Andrea Pirlo’s name is already etched into the history books of Juventus. A protagonist in the Bianconeri’s rise back to the top at the beginning of the last decade, Pirlo was the early inspiration behind what would become an era of total dominance in Serie A.
Now nine years after his initial move to Turin, Il Maestro is back, but this time in his first managerial role and he will be hoping to continue the winning cycle he sparked as player back in 2011. When Pirlo arrived from Milan that summer, his reputation as a top tier midfielder preceded him, but on this occasion his ability as a tactician remains completely unknown.
The shock of his appointment as Juventus coach after the dismissal of Maurizio Sarri has been well documented. Chief football officer Fabio Paratici was naturally quick to hype up Pirlo’s potential on the side-line, confidently declaring “he was destined for greatness as a player and we strongly believe he is as a coach.”
A coaching novice, Pirlo now finds himself thrust into one of the biggest jobs in world football. Despite declaring after his retirement just a few years ago that he was not attracted to management, he is in a unique position for a first-time coach who has only recently completed the required exams.
Andrea’s opportunity to develop his craft as the Juventus Under-23 coach was quashed, his coaching journey has skipped a few steps, but Pirlo is – as we have come to expect – unfazed, composed and believes this is the right time for him. So what can we expect from Mister Pirlo?
The former Italy international has had little time in the build-up to the new campaign, adding to the complexity of the situation. However, the World Cup winner has spoken openly about how he wants his Juventus to play and the football he believes is capable of bringing success.

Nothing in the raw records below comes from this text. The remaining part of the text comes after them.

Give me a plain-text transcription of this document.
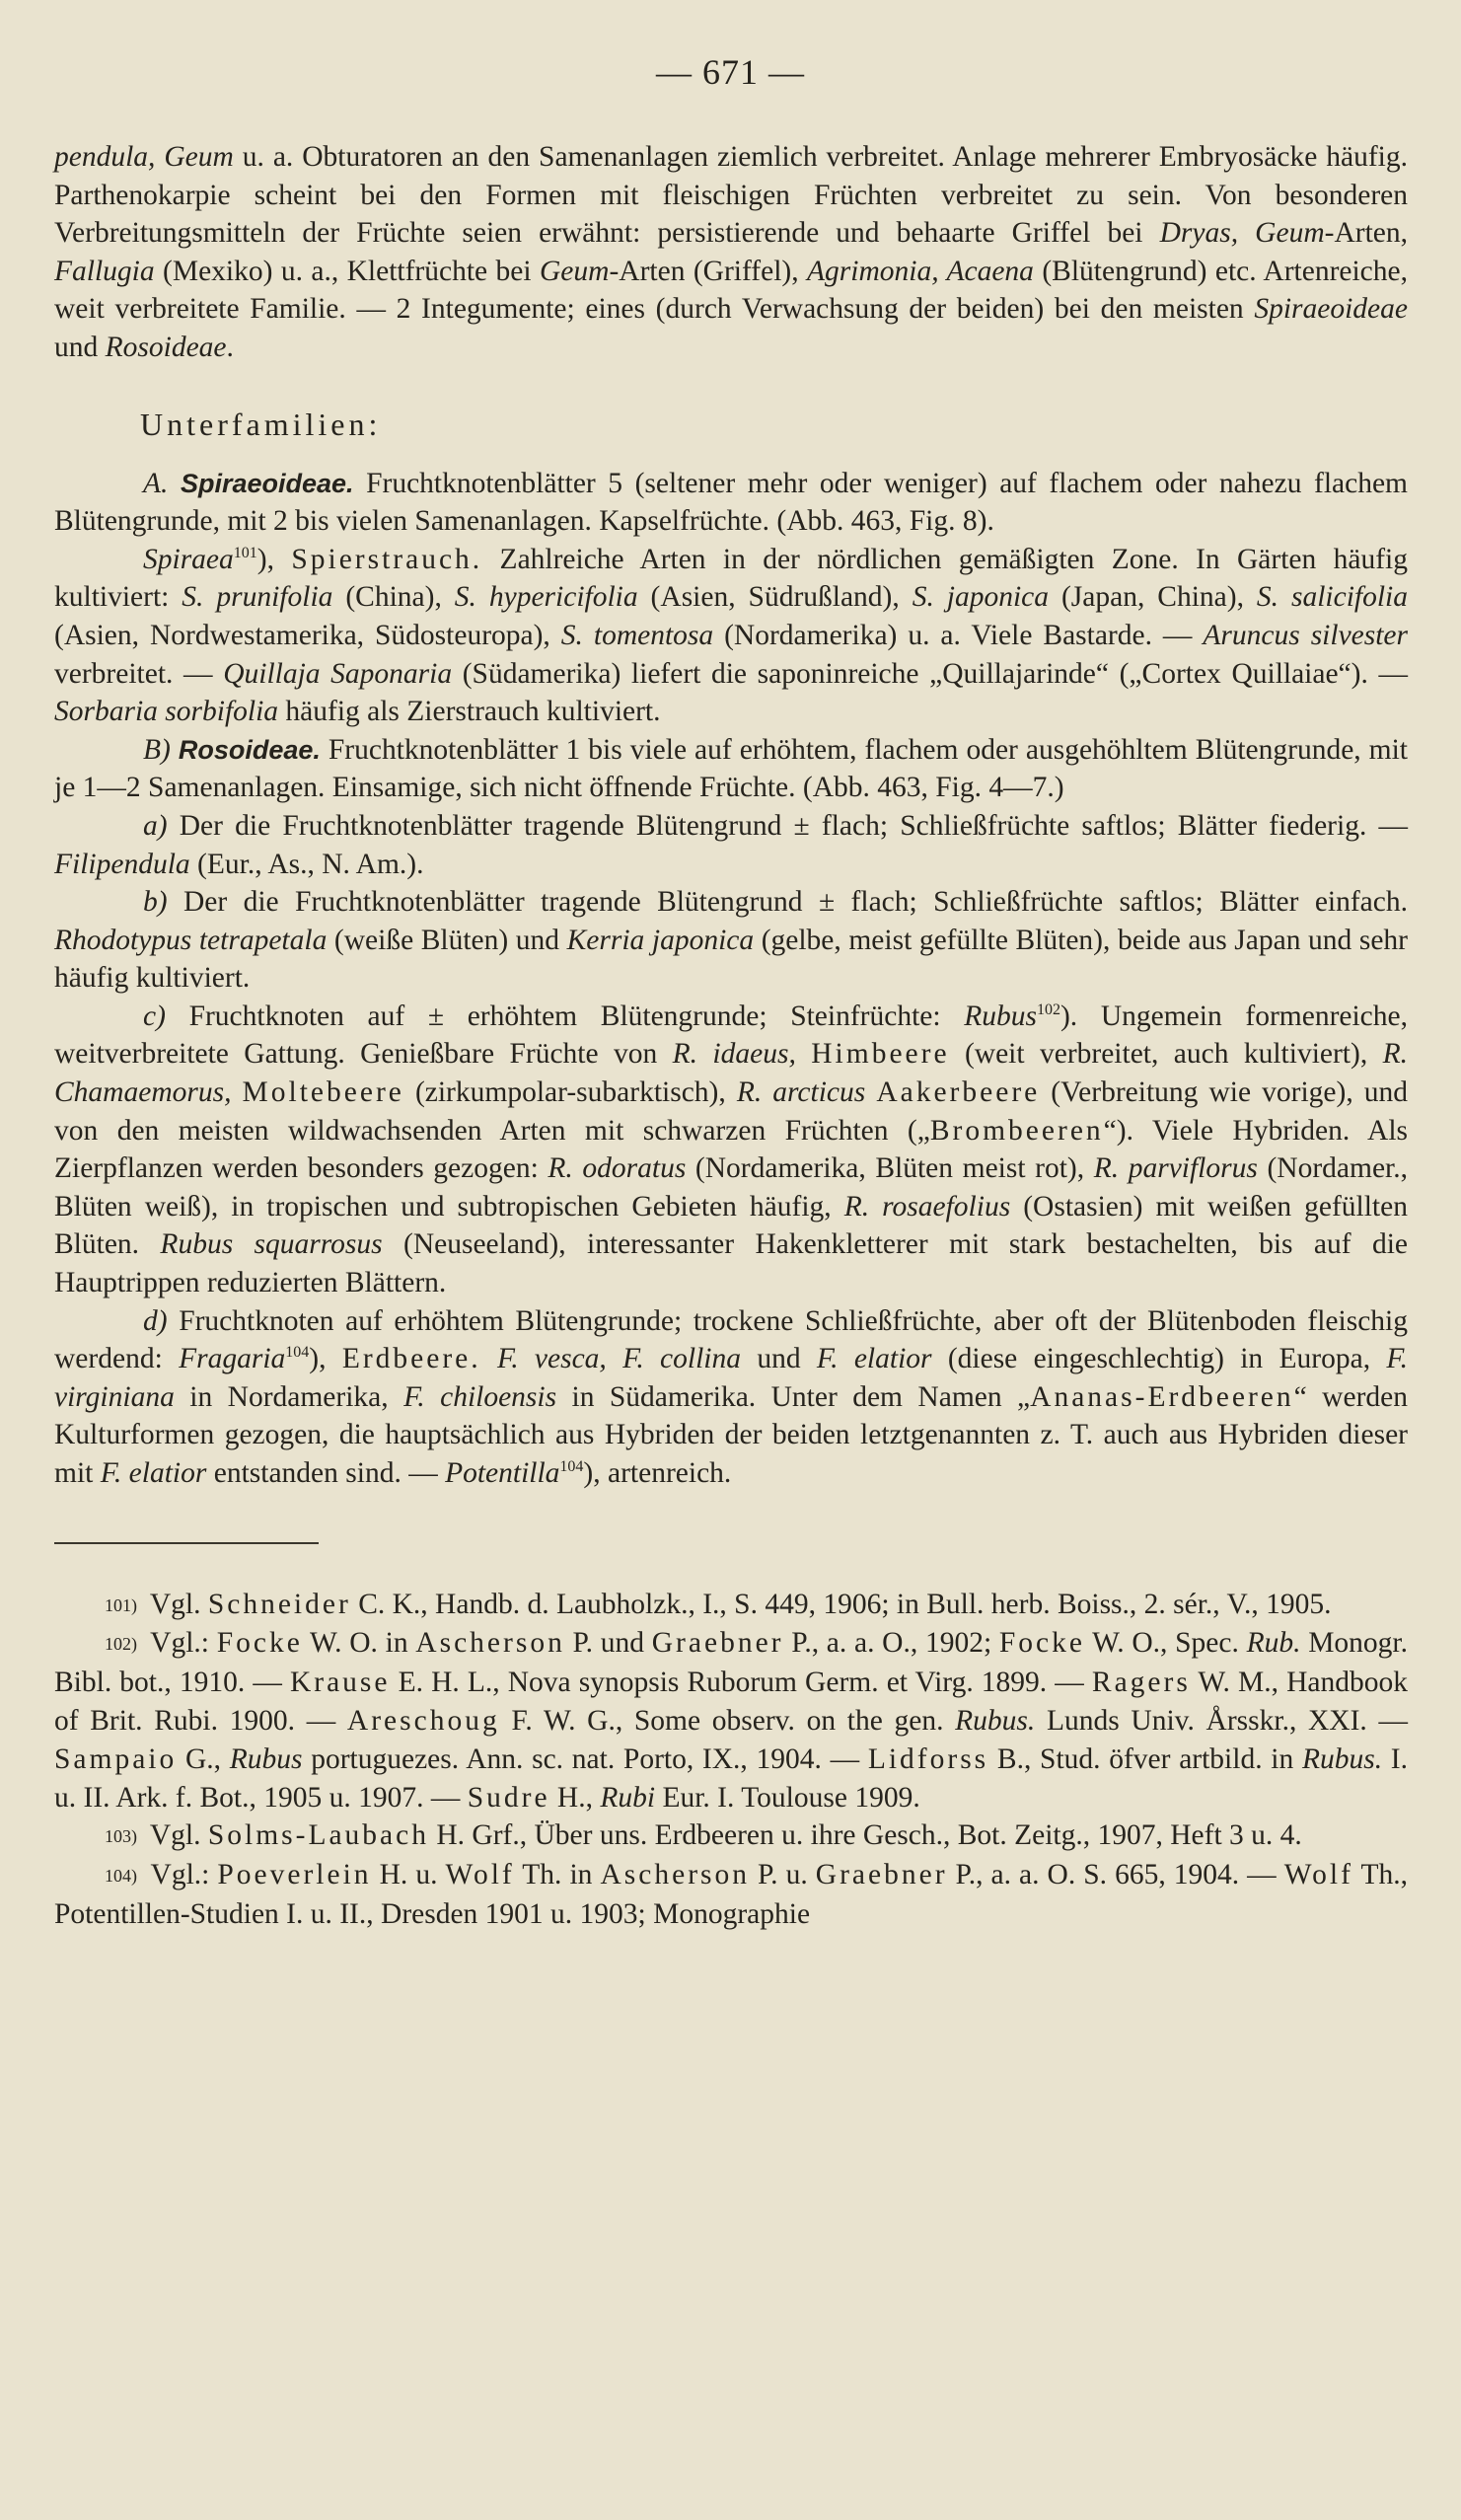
— 671 —

pendula, Geum u. a. Obturatoren an den Samenanlagen ziemlich verbreitet. Anlage mehrerer Embryosäcke häufig. Parthenokarpie scheint bei den Formen mit fleischigen Früchten verbreitet zu sein. Von besonderen Verbreitungsmitteln der Früchte seien erwähnt: persistierende und behaarte Griffel bei Dryas, Geum-Arten, Fallugia (Mexiko) u. a., Klettfrüchte bei Geum-Arten (Griffel), Agrimonia, Acaena (Blütengrund) etc. Artenreiche, weit verbreitete Familie. — 2 Integumente; eines (durch Verwachsung der beiden) bei den meisten Spiraeoideae und Rosoideae.

Unterfamilien:

A. Spiraeoideae. Fruchtknotenblätter 5 (seltener mehr oder weniger) auf flachem oder nahezu flachem Blütengrunde, mit 2 bis vielen Samenanlagen. Kapselfrüchte. (Abb. 463, Fig. 8).

Spiraea$^{101}$), Spierstrauch. Zahlreiche Arten in der nördlichen gemäßigten Zone. In Gärten häufig kultiviert: S. prunifolia (China), S. hypericifolia (Asien, Südrußland), S. japonica (Japan, China), S. salicifolia (Asien, Nordwestamerika, Südosteuropa), S. tomentosa (Nordamerika) u. a. Viele Bastarde. — Aruncus silvester verbreitet. — Quillaja Saponaria (Südamerika) liefert die saponinreiche „Quillajarinde“ („Cortex Quillaiae“). — Sorbaria sorbifolia häufig als Zierstrauch kultiviert.

B) Rosoideae. Fruchtknotenblätter 1 bis viele auf erhöhtem, flachem oder ausgehöhltem Blütengrunde, mit je 1—2 Samenanlagen. Einsamige, sich nicht öffnende Früchte. (Abb. 463, Fig. 4—7.)

a) Der die Fruchtknotenblätter tragende Blütengrund ± flach; Schließfrüchte saftlos; Blätter fiederig. — Filipendula (Eur., As., N. Am.).

b) Der die Fruchtknotenblätter tragende Blütengrund ± flach; Schließfrüchte saftlos; Blätter einfach. Rhodotypus tetrapetala (weiße Blüten) und Kerria japonica (gelbe, meist gefüllte Blüten), beide aus Japan und sehr häufig kultiviert.

c) Fruchtknoten auf ± erhöhtem Blütengrunde; Steinfrüchte: Rubus$^{102}$). Ungemein formenreiche, weitverbreitete Gattung. Genießbare Früchte von R. idaeus, Himbeere (weit verbreitet, auch kultiviert), R. Chamaemorus, Moltebeere (zirkumpolar-subarktisch), R. arcticus Aakerbeere (Verbreitung wie vorige), und von den meisten wildwachsenden Arten mit schwarzen Früchten („Brombeeren“). Viele Hybriden. Als Zierpflanzen werden besonders gezogen: R. odoratus (Nordamerika, Blüten meist rot), R. parviflorus (Nordamer., Blüten weiß), in tropischen und subtropischen Gebieten häufig, R. rosaefolius (Ostasien) mit weißen gefüllten Blüten. Rubus squarrosus (Neuseeland), interessanter Hakenkletterer mit stark bestachelten, bis auf die Hauptrippen reduzierten Blättern.

d) Fruchtknoten auf erhöhtem Blütengrunde; trockene Schließfrüchte, aber oft der Blütenboden fleischig werdend: Fragaria$^{104}$), Erdbeere. F. vesca, F. collina und F. elatior (diese eingeschlechtig) in Europa, F. virginiana in Nordamerika, F. chiloensis in Südamerika. Unter dem Namen „Ananas-Erdbeeren“ werden Kulturformen gezogen, die hauptsächlich aus Hybriden der beiden letztgenannten z. T. auch aus Hybriden dieser mit F. elatior entstanden sind. — Potentilla$^{104}$), artenreich.

101) Vgl. Schneider C. K., Handb. d. Laubholzk., I., S. 449, 1906; in Bull. herb. Boiss., 2. sér., V., 1905.

102) Vgl.: Focke W. O. in Ascherson P. und Graebner P., a. a. O., 1902; Focke W. O., Spec. Rub. Monogr. Bibl. bot., 1910. — Krause E. H. L., Nova synopsis Ruborum Germ. et Virg. 1899. — Ragers W. M., Handbook of Brit. Rubi. 1900. — Areschoug F. W. G., Some observ. on the gen. Rubus. Lunds Univ. Årsskr., XXI. — Sampaio G., Rubus portuguezes. Ann. sc. nat. Porto, IX., 1904. — Lidforss B., Stud. öfver artbild. in Rubus. I. u. II. Ark. f. Bot., 1905 u. 1907. — Sudre H., Rubi Eur. I. Toulouse 1909.

103) Vgl. Solms-Laubach H. Grf., Über uns. Erdbeeren u. ihre Gesch., Bot. Zeitg., 1907, Heft 3 u. 4.

104) Vgl.: Poeverlein H. u. Wolf Th. in Ascherson P. u. Graebner P., a. a. O. S. 665, 1904. — Wolf Th., Potentillen-Studien I. u. II., Dresden 1901 u. 1903; Monographie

Dynamic football, players that can adapt and function in multiple roles providing solutions in any given situation. Pirlo wants his team to dominate the ball, play with freedom in the final third and be quick to suffocate play when the game is in transition. People have speculated as to what Pirlo’s preferred formation will be, but last week’s friendly against Novara provided a glimpse into how La Vecchia Signora will play under his guidance.
Versatile players creating a hybrid formation that enables the control and manipulation of space. It’s an ideology that’s been deployed by many across Europe and in keeping with Pirlo’s views on modern football. Going forward, Pirlo’s team formed a 3-2-5 system in possession and reverted into a more conventional 4-4-2 without the ball. Cristiano Ronaldo was of course a central feature and in this set-up the Portuguese Number 7 will have plenty of support around him. Albeit against an opponent from the third division, CR7 and co already looked more at home with Pirlo’s ideas than they did under Sarri last season.
Committing high numbers to the attack, their approach was less rigid than we had seen in previous months and the new faces gave the team a fresh feel, making a positive impact in the process. Pirlo already appears to have the players on side, they are buying into his plan and are able to relate to him on a personal level.
It cannot be overstated how important it is that Pirlo is making players feel comfortable, forming a group and fuelling enthusiasm around the training ground. Pirlo’s ability to man manage and motivate a group of experienced players will be as crucial as any of his tactics. If there was any initial scepticism amongst fans around the choice of Pirlo, that has been replaced with an eagerness to see a different playing style. Even a dysfunctional transfer strategy has not overshadowed the curiosity around what l'architetto will bring. Pirlo is making Juventus feel like Juventus again.
It is clear that Pirlo still requires the club to do business on the player front before the close of the transfer window next month, as he is still missing pieces of his puzzle. It is obvious to say there is a long road ahead and they will certainly come across difficult challenges.
Andrea Pirlo has overcome problems before in his career, but this latest reinvention attempt as a world class coach is his toughest yet and no one will be surprised if he achieves it.